A data scientist’s role should be at least to warn of the possible misuse. The person should know and should be communicated with the dangers of micro-targeting for society.
Discrimination and Bias
The bias issue is one where the data science knowledge is perhaps very important for understanding the problem. While talking about algorithms like pattern recognition and similar kinds, they seem to show a certain prejudice.
The goal of an algorithm is to predict the future behaviours of a person or an object according to previously observed behaviour data. Then measure characteristics of this person according to others’ characteristics in the group.
In most cases, there is more negative impact rather than a possible benefit — for example, COMPAS (Correctional Offender Management Profiling for Alternative Sanctions). COMPAS, a software used in the US judicial system to classify the defendant’s risk of committing more crimes showed that it gave better chances to the white coloured group of people for not committing a crime than the darker-skinned group.

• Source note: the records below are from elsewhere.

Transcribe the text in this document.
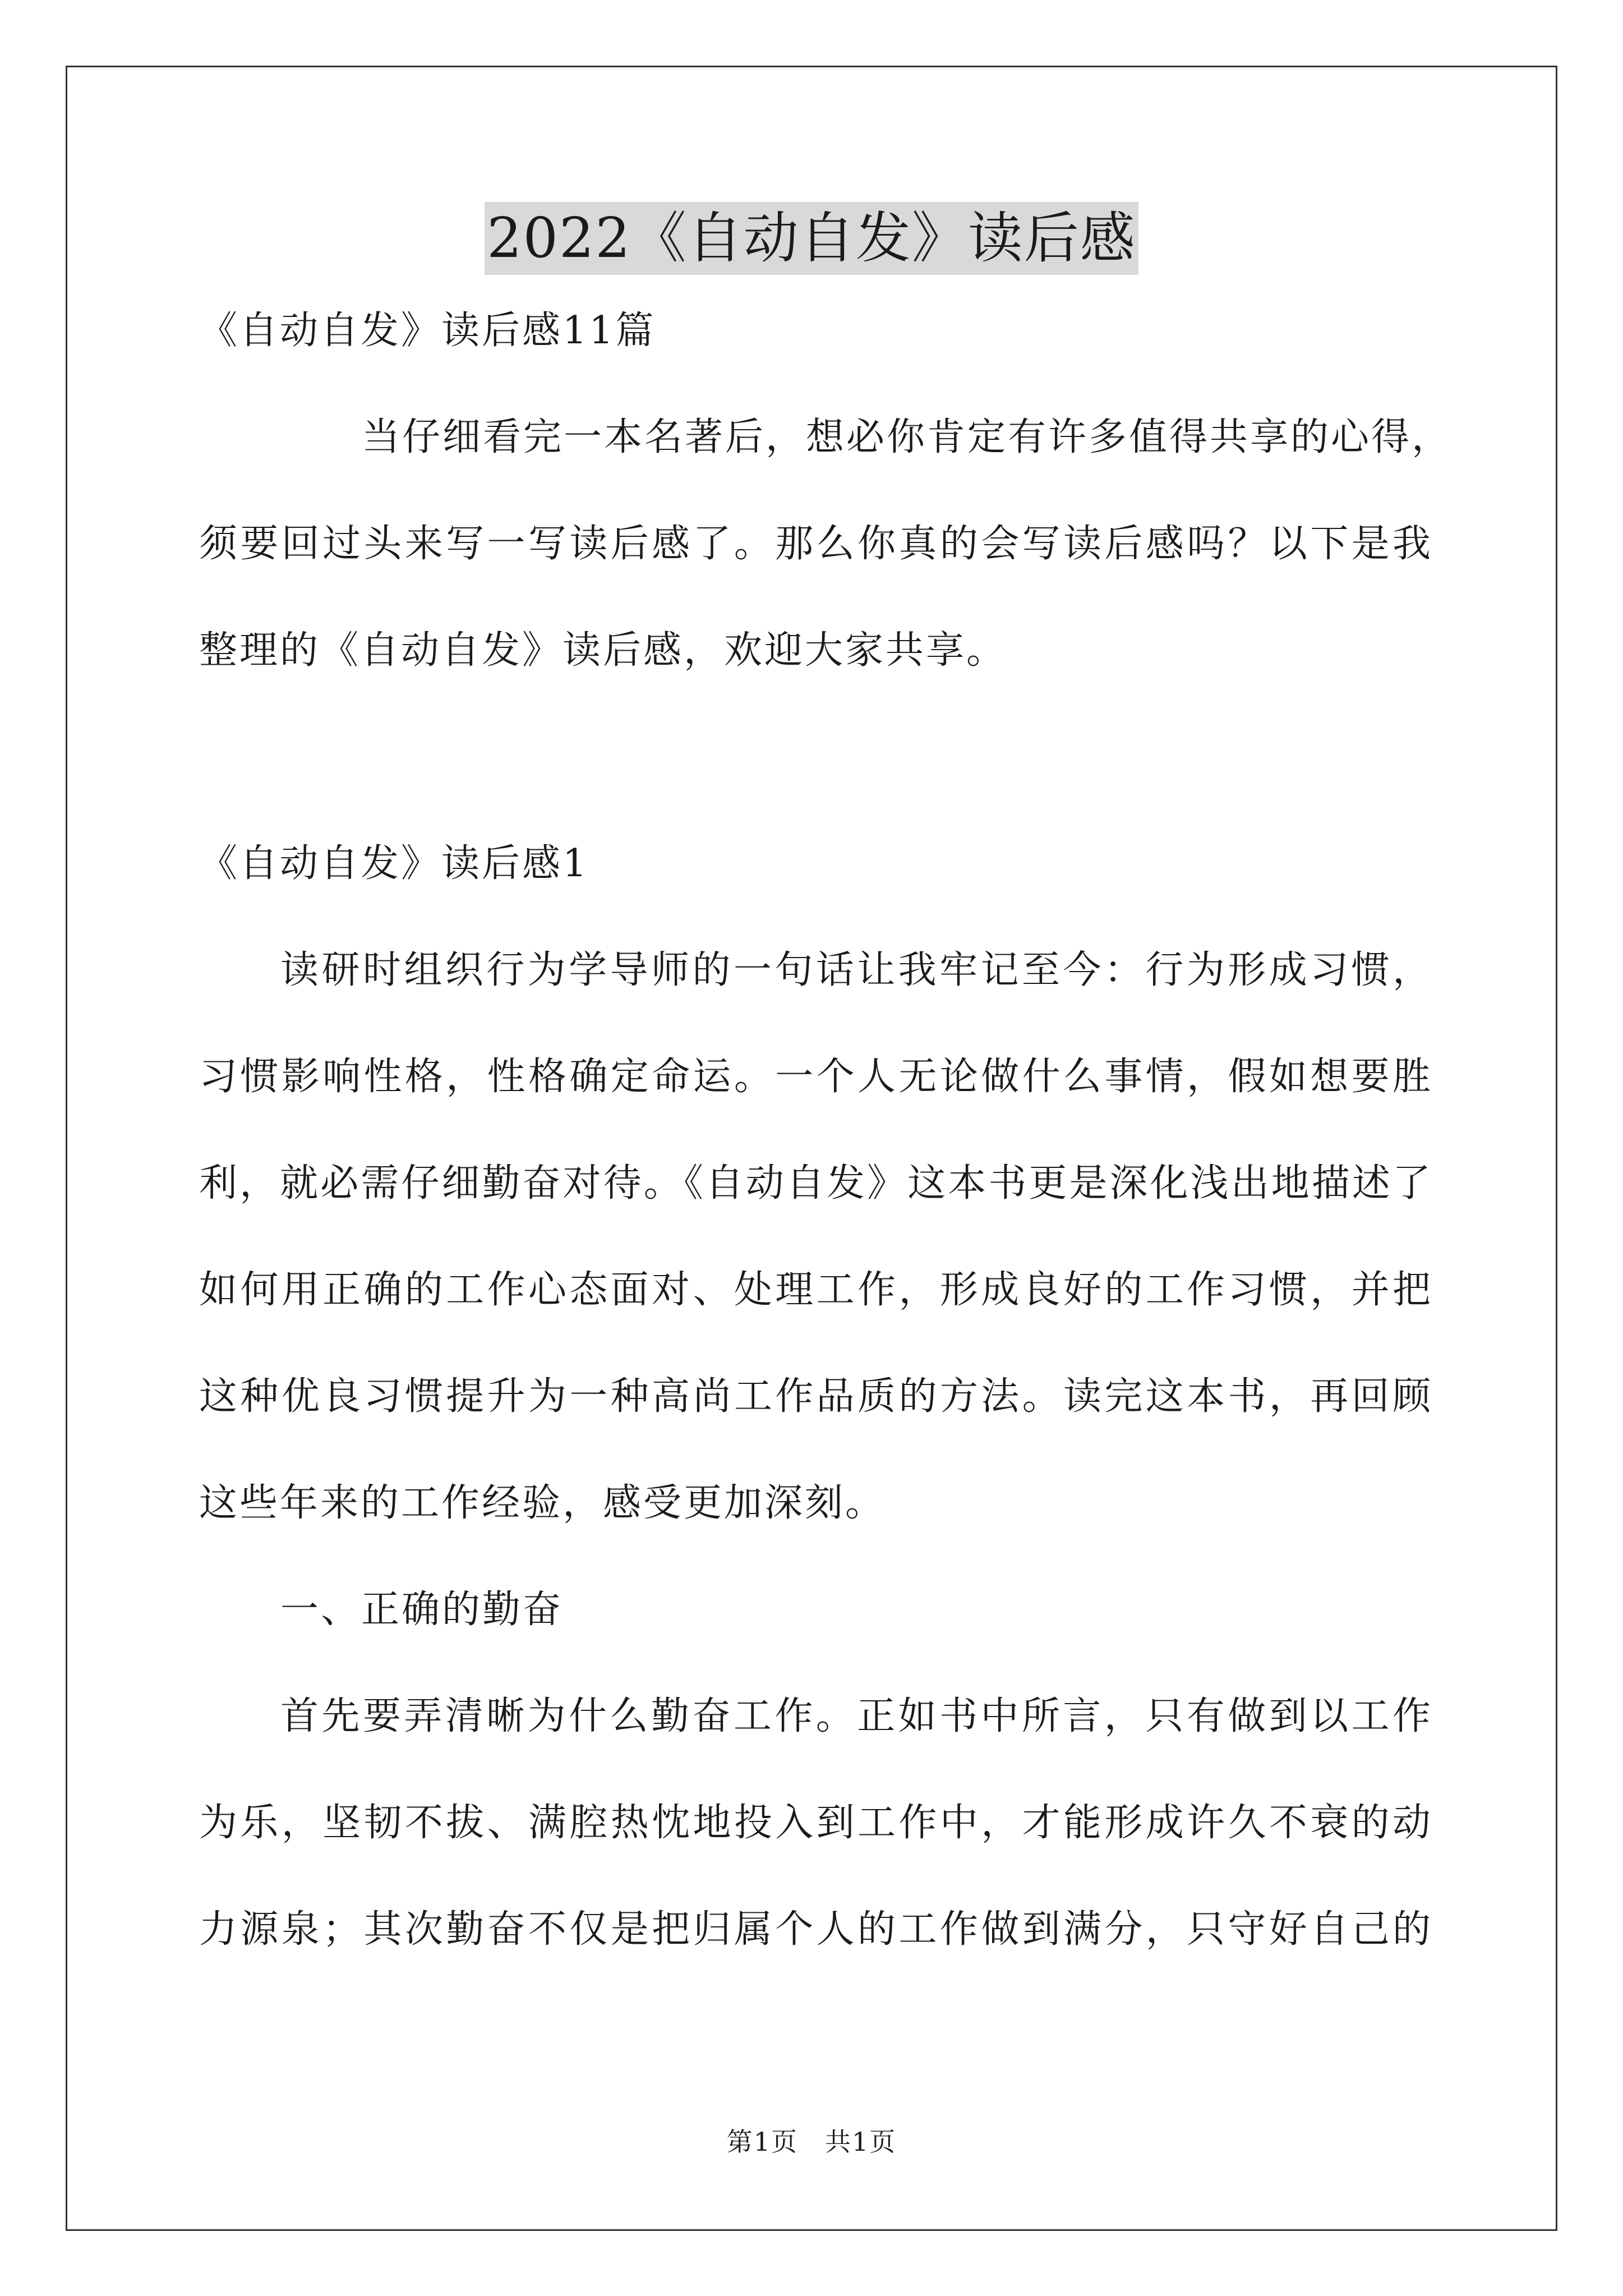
2022《自动自发》读后感
《自动自发》读后感11篇
当仔细看完一本名著后，想必你肯定有许多值得共享的心得，
须要回过头来写一写读后感了。那么你真的会写读后感吗？以下是我
整理的《自动自发》读后感，欢迎大家共享。
《自动自发》读后感1
读研时组织行为学导师的一句话让我牢记至今：行为形成习惯，
习惯影响性格，性格确定命运。一个人无论做什么事情，假如想要胜
利，就必需仔细勤奋对待。《自动自发》这本书更是深化浅出地描述了
如何用正确的工作心态面对、处理工作，形成良好的工作习惯，并把
这种优良习惯提升为一种高尚工作品质的方法。读完这本书，再回顾
这些年来的工作经验，感受更加深刻。
一、正确的勤奋
首先要弄清晰为什么勤奋工作。正如书中所言，只有做到以工作
为乐，坚韧不拔、满腔热忱地投入到工作中，才能形成许久不衰的动
力源泉；其次勤奋不仅是把归属个人的工作做到满分，只守好自己的
第1页　共1页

The implication of such algorithmic biases leads to danger to people’s lives. Technically, there is no clear solution to this type of problem. Monitoring the type of data that is being fed to the algorithm is one way, but how the system uses this data is much of a black box. This can only be prevented by morality and law.
Distributed Ledgers and Encryption
There is declining trust between consumers and the intermediaries who capture, collect and monetise their data. With the advent of the internet, the distrust is growing even more.
Blockchain and data encryption in machine learning offer some support to make the data more private, traceable and transparent. Blockchain makes the data more traceable and transparent in particular. Others like Julia using Homomorphic Encryption, promise more data security for organisations. The only problem is, these are relatively new technologies and questions whether these might be trusted arise in one’s mind, or their scalability might be questioned.
“There’s another attack on our civil liberties that we see heating up every day — it’s the battle over encryption. Some in Washington are hoping to undermine the ability of ordinary citizens to encrypt their data.”
– Tim Cook
Data Curation
When it comes to data curation, the data scientists must assume the potential biases and abnormalities in the algorithms. Much of the algorithms can’t be improved because of the black-box nature. These algorithms either have to be taken offline or completely replaced.
One such example is Tay, Microsoft twitter bot. Tay was implemented on Twitter as a regular user with an intention for the bot to perform normal user functions on Twitter. But soon, the algorithm learned in such a way that in less than a day, it started spurting out fascistic and racist paroles. The biggest reason was that people on Twitter had learned to manipulate it that way, and there was no curation.
Ethical Review and Adhering to Legal Frameworks
The products and research should be subjected to internal and external ethical review. The organisations should prioritise establishing an actionable ethical review for new practices and services and research. Also, the data scientists should adhere to legal frameworks like GDPR (Europe), The Personal Data Protection Act, 2018 (India) and The California Consumer Privacy Act of 2018 (California) specifically entail the rights of citizens and address the dangers of the commercial use of their data.
These frameworks try to balance power and influence between the private organisations and individuals. These frameworks give ethical benchmarks like the right to object, the right to access, the right to be forgotten and the right to rectification. Importance of such legislations extend beyond data privacy; this Government legislation can be taken to accurately define and form data practices to respond to many ethical questions.